06 Ottobre – 05 Novembre 2010 presso UBS, Lugano
Vernissage: martedì 5 Ottobre 2010 - 18.00 - 20.00
Galleria Barbara Mahler presso UBS, Piazzetta Posta, Lugano
info + 41.76.586.05.55
The air gradually gets colder, the days grow shorter, night
becomes longer than day and everything slows down.
This is winter, the time of year for staying at home, the
season of family festivities, of Christmas, of days in the
mountains, brightly burning fires, of thick woolly sweaters
and the smell of snow. An idyllic scene, worthy of a
Victorian postcard where rosy-cheeked children in overelaborate,
middle-class drawing rooms decorate enormous
Christmas trees in front of a log fire under the complacent
eyes of their elegant parents, whilst thickly falling
snow flakes are filtered by lace curtains at the windows.
These images are nothing like Anna Dosso’s winter; this
polyhedric and tireless ferrywoman of objects from the
dimension of everyday life to the metaphysics of art.
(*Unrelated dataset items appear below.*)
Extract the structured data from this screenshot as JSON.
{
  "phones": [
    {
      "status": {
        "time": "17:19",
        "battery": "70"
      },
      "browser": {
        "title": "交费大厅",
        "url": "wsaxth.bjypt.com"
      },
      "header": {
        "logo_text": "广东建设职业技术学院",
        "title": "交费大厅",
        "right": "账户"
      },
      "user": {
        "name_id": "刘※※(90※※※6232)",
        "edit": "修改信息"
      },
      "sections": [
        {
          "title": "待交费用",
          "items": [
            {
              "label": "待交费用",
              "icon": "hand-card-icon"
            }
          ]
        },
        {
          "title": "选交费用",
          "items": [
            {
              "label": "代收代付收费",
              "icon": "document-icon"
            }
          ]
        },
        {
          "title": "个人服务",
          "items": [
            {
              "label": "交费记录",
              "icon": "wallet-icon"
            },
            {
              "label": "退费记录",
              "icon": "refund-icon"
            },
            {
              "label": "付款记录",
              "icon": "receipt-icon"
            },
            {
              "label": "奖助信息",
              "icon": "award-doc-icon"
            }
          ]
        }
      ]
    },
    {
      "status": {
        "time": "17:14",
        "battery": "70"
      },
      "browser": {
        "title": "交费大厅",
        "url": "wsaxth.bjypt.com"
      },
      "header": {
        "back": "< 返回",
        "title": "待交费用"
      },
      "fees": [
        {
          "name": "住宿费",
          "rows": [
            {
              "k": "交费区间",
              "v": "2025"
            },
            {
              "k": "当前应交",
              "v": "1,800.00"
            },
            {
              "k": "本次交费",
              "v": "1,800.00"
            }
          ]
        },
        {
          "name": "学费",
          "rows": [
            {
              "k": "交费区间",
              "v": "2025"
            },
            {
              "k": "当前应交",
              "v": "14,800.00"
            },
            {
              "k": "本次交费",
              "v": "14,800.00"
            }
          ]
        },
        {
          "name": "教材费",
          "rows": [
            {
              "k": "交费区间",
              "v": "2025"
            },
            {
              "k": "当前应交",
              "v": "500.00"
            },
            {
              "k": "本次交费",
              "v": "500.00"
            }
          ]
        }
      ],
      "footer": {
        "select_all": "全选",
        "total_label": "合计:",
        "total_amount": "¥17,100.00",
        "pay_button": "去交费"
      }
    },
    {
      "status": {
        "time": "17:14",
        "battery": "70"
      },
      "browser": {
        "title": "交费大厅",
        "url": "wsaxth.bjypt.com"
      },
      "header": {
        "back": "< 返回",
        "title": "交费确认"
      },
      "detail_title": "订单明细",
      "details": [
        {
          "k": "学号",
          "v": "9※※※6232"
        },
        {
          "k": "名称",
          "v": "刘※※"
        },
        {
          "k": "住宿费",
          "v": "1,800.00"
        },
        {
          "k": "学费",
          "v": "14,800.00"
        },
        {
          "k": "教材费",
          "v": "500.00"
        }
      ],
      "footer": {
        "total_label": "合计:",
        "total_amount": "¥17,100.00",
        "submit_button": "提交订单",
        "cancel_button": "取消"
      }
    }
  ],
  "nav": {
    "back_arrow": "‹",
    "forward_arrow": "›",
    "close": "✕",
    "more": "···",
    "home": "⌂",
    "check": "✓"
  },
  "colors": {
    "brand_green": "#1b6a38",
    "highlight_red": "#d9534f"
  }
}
Anna’s
winter flows onto her chair sculpture - the real fetish
of her creativity – suffocating it with a hyper-decorativism
totally lacking in style, with her love of hoarding and her
barely disguised horror vacui.
Anna, self-taught, an artist perchance but not by chance,
ironically performs and reproposes the ancient Duchampian
gesture of decontextualization, of functional translation,
using a creative thaumaturgical touch to breathe
life into the work of art that is to be found in every object,
from a urinal to a chair.
Each chair, or better, every installation – because we are
talking about real, complex installations that conceal the
ghosts of bourgeois séances – is an opportunity for Anna
to give vent to her imagery, which alternates between
memories of a not-yet-quite-lost infancy and a mordant
spirit, sometimes even biting, hidden beneath an exterior
of charming innocence.
Anna Dosso offers us the chance of a fantastic, ironic
journey through her personal winter where, between
linguistic nonsense and ironic pairings, we forget the
Victorian postcard and rosy-cheeked children and immerse
ourselves in the irreverent world of this woman
who hides a polyhedric and courageous artist behind an
outward appearance that is quite beyond suspicion.